2) The IOC’s final report on the fatal accident that killed Georgian luger Nodar Komaritashvili claimed that there was nothing wrong with the course and that Komaritashvili died as a result of “athlete error.”

Which would be fine, one supposes, if the IOC and the World Luge Federation didn’t immediately change the course, a course on which the world’s best, Armin Zoeggeler, crashed during training.

OK, so let’s get this straight, the IOC and the tall foreheads of World Luge, have blamed the athlete for his own death and yet they immediately moved the men’s start line to the women’s start line, moved the women’s start line to the juniors’ start line, changed the levels and angles at the bottom of the course, built a giant wall where Komaritashvili left the course and slowed down the competitors from the mid-140-kilometres per hour to the mid 120-kilometres per hour.
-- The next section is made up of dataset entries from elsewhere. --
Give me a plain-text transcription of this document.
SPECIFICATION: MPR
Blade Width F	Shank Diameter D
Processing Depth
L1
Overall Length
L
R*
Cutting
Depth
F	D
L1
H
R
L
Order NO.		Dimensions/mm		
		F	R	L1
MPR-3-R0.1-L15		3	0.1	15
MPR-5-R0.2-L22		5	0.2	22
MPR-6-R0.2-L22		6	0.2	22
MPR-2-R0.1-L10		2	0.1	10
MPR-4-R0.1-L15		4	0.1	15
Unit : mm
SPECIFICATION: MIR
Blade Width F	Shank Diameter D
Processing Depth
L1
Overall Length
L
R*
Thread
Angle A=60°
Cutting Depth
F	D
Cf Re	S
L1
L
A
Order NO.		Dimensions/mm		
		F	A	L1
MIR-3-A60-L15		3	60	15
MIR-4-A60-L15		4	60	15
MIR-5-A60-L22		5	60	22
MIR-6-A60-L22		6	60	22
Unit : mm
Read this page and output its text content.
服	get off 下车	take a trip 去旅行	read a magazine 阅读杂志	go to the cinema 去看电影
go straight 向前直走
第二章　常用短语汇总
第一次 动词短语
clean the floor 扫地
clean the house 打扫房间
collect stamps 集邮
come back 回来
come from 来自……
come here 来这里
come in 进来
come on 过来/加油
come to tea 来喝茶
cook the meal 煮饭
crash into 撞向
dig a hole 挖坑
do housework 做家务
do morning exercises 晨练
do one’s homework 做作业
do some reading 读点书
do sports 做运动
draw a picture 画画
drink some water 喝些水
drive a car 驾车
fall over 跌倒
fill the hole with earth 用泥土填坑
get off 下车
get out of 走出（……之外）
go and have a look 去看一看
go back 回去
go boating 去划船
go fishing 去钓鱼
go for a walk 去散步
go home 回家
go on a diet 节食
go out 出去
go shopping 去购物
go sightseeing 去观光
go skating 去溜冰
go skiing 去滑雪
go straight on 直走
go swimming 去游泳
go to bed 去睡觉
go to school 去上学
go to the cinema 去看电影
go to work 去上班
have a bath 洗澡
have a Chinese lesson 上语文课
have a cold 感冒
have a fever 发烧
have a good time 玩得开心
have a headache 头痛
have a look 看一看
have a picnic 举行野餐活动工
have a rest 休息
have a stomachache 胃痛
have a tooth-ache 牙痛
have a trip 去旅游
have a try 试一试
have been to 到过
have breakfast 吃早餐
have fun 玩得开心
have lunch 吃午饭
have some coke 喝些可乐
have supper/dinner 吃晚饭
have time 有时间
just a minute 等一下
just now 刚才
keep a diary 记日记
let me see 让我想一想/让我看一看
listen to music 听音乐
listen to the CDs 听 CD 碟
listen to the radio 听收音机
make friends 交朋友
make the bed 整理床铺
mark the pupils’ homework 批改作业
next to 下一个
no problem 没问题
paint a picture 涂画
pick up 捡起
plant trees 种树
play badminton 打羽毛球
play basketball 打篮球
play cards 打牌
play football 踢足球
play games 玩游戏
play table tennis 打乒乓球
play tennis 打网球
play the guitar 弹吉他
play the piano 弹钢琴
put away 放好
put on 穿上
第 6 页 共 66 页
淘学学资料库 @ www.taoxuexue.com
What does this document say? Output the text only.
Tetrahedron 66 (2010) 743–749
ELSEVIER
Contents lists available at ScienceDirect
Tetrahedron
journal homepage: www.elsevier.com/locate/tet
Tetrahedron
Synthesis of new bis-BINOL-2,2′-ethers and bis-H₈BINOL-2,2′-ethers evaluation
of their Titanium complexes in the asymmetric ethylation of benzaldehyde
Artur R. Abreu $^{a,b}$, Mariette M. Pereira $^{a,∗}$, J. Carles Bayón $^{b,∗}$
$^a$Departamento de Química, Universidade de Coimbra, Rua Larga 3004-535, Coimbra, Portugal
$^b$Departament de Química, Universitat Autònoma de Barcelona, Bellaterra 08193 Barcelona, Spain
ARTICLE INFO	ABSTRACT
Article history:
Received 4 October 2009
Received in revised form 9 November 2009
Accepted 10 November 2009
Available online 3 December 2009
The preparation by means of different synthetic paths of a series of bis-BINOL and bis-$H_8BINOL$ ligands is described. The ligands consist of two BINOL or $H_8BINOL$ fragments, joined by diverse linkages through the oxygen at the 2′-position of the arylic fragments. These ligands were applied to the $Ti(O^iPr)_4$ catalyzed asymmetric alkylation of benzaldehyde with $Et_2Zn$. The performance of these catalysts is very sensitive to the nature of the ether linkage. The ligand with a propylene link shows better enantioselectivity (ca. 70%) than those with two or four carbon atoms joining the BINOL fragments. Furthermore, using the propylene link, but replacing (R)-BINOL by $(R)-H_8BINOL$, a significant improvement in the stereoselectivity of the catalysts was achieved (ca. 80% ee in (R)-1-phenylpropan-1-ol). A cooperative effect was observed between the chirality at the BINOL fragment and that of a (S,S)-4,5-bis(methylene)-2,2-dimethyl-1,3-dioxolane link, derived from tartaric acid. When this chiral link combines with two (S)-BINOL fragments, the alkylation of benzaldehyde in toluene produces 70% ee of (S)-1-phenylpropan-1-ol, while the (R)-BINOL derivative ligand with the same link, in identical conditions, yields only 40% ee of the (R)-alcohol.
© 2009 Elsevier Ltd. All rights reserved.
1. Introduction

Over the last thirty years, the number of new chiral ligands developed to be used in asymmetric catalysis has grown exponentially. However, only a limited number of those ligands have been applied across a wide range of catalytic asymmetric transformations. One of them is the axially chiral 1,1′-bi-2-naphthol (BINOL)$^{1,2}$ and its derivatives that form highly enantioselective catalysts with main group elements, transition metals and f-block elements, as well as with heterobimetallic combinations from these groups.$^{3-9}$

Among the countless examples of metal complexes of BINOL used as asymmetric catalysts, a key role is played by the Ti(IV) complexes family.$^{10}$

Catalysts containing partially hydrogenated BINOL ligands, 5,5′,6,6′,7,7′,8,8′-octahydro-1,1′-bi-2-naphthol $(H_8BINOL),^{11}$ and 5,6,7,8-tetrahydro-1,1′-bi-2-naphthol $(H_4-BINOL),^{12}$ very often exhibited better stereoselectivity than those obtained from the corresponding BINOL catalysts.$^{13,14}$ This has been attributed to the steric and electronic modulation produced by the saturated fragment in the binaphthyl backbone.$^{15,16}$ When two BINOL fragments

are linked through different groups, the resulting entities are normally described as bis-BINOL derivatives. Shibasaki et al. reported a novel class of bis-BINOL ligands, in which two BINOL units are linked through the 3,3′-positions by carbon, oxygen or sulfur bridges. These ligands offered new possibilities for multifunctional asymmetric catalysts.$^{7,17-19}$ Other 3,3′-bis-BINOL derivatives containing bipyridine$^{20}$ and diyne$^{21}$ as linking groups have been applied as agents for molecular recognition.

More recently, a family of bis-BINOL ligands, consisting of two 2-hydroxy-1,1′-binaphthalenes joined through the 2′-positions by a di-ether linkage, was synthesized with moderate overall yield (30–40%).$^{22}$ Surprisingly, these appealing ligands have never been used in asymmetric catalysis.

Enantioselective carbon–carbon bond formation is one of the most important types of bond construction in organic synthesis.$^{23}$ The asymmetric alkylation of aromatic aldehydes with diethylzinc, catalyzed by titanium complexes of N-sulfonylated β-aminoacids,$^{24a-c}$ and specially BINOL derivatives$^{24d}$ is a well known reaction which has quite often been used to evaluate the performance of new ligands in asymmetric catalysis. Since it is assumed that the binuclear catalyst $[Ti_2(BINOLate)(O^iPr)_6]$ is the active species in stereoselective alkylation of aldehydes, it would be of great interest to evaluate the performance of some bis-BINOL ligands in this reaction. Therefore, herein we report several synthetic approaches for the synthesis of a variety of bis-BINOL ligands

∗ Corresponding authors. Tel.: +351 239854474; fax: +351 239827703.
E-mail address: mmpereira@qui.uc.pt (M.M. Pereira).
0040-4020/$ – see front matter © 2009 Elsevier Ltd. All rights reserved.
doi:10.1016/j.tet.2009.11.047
Sorry, that’s hypocrisy at best or one big, fat, ugly lie at worst.

3) Olympic women’s hockey is a joke.

That’s not to say that women’s hockey is a joke. On the contrary, women’s hockey, as it’s played in Canada and the United States, is a wonderful game dominated more by speed and skill than by size and brute force.

However, after Canada blasted Slovakia 18-0 in Vancouver on Saturday night, it quickly became clear that as an Olympic competition women’s hockey is nothing more than a dual-meet between Canada and the U.S.

Since Olympic women’s hockey entered the Games in 1998, the gulf between the dominance of Canada and the United States and the rest of the world has become wider. While Canadian and U.S. women’s hockey gets better, the rest of the world gets considerably worse.

Of course, the idiots who run the IOC, decided to drop women’s softball from the Olympics because, well, it was very popular and too many countries were good at it? Those same IOC bozos decided that women’s ski jump was, ahh, what? Too dangerous?

There is almost nothing the IOC does that makes any sense. Having a women’s hockey competition and yet not allowing women’s ski jump or softball is a classic example of the buffoonery that runs rampant with the upper class twits of the IOC.